The initial episodes of the series follow players like Ray Lucas, a former quarter back who suffered from innumerate concussions. Later episodes keep up with some of those players while introducing new ones.

Solotaroff met Lucas and Leonard thanks to Jennifer Smith, a television producer who works at P.A.S.T.  Smith first realized the scope of the problem while running “Gridiron Greats,” a different organization for retired players affiliated with football legends Mike Ditka and Gale Sayers.

“You meet all these players who are too young to have dementia and Alzheimers and yet that’s how they are,” Smith told TheWrap. “Two years into working with Ditka’s group I started thinking about concussions.”

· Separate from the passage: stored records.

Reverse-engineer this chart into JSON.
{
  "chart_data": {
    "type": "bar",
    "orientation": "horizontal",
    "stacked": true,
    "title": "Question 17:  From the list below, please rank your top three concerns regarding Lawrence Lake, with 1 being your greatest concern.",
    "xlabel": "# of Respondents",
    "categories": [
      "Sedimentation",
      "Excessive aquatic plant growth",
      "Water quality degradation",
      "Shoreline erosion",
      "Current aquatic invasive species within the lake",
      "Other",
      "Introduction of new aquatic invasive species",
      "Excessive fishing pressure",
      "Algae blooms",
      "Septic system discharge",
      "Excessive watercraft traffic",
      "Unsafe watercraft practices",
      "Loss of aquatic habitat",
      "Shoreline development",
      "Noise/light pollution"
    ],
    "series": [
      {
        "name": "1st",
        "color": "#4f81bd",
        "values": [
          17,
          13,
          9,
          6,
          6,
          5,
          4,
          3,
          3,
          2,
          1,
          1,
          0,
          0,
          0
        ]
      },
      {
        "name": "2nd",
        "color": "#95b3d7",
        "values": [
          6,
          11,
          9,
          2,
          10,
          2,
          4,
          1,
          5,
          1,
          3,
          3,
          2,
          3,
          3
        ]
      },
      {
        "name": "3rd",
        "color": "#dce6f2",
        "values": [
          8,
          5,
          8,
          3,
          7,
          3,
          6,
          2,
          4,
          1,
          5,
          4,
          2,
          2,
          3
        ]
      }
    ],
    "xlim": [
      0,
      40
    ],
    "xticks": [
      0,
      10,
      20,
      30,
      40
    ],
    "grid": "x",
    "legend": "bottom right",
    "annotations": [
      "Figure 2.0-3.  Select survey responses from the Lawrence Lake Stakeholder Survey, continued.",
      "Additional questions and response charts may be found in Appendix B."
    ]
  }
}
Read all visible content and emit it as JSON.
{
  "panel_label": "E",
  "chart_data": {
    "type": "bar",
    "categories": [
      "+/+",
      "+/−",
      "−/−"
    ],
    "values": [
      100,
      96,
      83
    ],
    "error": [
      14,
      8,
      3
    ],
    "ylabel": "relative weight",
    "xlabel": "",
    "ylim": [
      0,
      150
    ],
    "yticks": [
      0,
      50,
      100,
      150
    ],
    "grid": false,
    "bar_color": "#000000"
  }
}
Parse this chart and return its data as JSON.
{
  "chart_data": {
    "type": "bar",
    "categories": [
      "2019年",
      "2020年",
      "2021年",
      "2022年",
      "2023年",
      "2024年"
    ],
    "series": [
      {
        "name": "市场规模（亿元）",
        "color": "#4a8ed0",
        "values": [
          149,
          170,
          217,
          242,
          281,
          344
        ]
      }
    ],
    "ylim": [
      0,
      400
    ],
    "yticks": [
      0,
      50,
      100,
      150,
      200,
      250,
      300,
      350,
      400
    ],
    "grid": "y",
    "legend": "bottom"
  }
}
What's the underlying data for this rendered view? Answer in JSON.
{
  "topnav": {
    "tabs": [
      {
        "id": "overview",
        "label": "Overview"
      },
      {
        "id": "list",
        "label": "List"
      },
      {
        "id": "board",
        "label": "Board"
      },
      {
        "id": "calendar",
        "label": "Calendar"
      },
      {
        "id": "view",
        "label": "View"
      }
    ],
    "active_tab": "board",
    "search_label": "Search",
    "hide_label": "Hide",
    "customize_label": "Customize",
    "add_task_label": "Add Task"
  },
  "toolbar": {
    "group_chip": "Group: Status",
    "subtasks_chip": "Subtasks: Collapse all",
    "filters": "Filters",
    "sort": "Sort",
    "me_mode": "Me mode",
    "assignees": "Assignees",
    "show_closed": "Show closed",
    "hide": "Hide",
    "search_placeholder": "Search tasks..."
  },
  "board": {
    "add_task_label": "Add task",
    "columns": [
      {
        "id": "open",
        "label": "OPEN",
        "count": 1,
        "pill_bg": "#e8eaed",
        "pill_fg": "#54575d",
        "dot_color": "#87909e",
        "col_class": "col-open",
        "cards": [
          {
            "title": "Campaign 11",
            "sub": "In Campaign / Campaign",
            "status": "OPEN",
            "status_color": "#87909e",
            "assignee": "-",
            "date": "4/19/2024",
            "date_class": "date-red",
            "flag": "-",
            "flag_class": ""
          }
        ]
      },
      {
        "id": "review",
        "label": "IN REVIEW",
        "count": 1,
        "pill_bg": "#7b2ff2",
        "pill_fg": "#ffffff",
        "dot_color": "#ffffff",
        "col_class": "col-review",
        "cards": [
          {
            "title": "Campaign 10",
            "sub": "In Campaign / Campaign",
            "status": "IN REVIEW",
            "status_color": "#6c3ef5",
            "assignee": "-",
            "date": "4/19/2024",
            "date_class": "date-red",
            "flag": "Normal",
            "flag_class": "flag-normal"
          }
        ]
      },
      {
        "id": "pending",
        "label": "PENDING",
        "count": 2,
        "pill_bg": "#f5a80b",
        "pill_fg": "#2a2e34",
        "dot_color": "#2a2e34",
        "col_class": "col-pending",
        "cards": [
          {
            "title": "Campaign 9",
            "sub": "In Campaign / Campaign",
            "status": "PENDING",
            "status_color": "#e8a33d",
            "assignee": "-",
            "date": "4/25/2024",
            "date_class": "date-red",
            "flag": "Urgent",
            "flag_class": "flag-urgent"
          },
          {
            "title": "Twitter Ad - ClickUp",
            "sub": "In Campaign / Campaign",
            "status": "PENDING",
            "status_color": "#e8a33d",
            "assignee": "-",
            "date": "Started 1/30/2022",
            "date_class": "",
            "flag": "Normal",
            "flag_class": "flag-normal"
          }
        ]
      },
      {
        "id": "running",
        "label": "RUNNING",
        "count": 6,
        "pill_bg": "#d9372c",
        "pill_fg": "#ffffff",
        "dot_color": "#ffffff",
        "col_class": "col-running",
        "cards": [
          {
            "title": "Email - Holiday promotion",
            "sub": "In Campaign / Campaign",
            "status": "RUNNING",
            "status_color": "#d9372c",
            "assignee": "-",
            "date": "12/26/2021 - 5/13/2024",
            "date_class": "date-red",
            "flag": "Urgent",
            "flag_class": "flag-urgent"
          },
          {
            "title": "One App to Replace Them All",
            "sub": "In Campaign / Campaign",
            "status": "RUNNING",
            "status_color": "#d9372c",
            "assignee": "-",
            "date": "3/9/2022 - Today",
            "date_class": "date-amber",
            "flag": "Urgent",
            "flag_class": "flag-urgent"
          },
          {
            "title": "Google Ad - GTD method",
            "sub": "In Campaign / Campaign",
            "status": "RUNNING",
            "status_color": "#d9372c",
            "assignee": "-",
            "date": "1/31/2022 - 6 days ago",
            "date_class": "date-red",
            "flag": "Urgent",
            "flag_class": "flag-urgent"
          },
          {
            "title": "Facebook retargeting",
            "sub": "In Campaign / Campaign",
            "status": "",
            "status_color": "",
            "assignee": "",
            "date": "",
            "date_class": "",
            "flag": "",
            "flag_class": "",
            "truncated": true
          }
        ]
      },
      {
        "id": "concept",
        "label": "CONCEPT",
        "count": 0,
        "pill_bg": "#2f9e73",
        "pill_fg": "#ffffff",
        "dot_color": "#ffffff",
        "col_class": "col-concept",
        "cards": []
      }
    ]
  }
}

Shortly after they met, Smith began introducing Solotaroff to some of the players who came into P.A.S.T. Some were resistant to telling their story, but Smith said most of the players understand “that pay-it-forward concept.”

“What helps them helps the broader populace,” Smith said. “There are a lot of guys living in the shadows, and this gives them a sense of self worth.”

It was not long after Smith’s own realization that GQ published one of the first articles that put a human face on the lasting effects of traumatic brain injuries, a 2009 piece titled “Game Brain.”

Conde Nast Entertainment chief Dawn Ostroff and her team find some series within magazines like GQ and Vanity Fair, but often times the series reflect the spirit of a particular publication rather than a story lifted straight from the magazines.

Solotaroff’s idea was a perfect fit for the GQ’s nascent digital network.

“It’s a project we feel so proud of and is so close to our hearts for many reasons,” Conde Nast Entertainment chief Dawn Ostroff told TheWrap. “It’s a difficult show to sit down for and see the after effects. When we first heard about it and started to see some of the footage, we were devastated.”

All of those involved in the series believe the NFL must do more to prevent these injuries in the future, and to help those already suffering.

“The NFL has been put on notice; they need to do something,” Solotaroff said. “We’re already seeing a drop-off in youth football.”

But “Casualties of the Gridiron” is not a castigation of the league, or a “drive-by” as he put it. Instead, it documents the human toll and the medical assistance that some hope will turn the page in this endemic.

“This is really a window into the lives of guys who have been horribly damaged by playing football,” Solotaroff said. “I was interested in the idea that there is hope; there is medicine. The science of the brain is the last frontier of human biology.”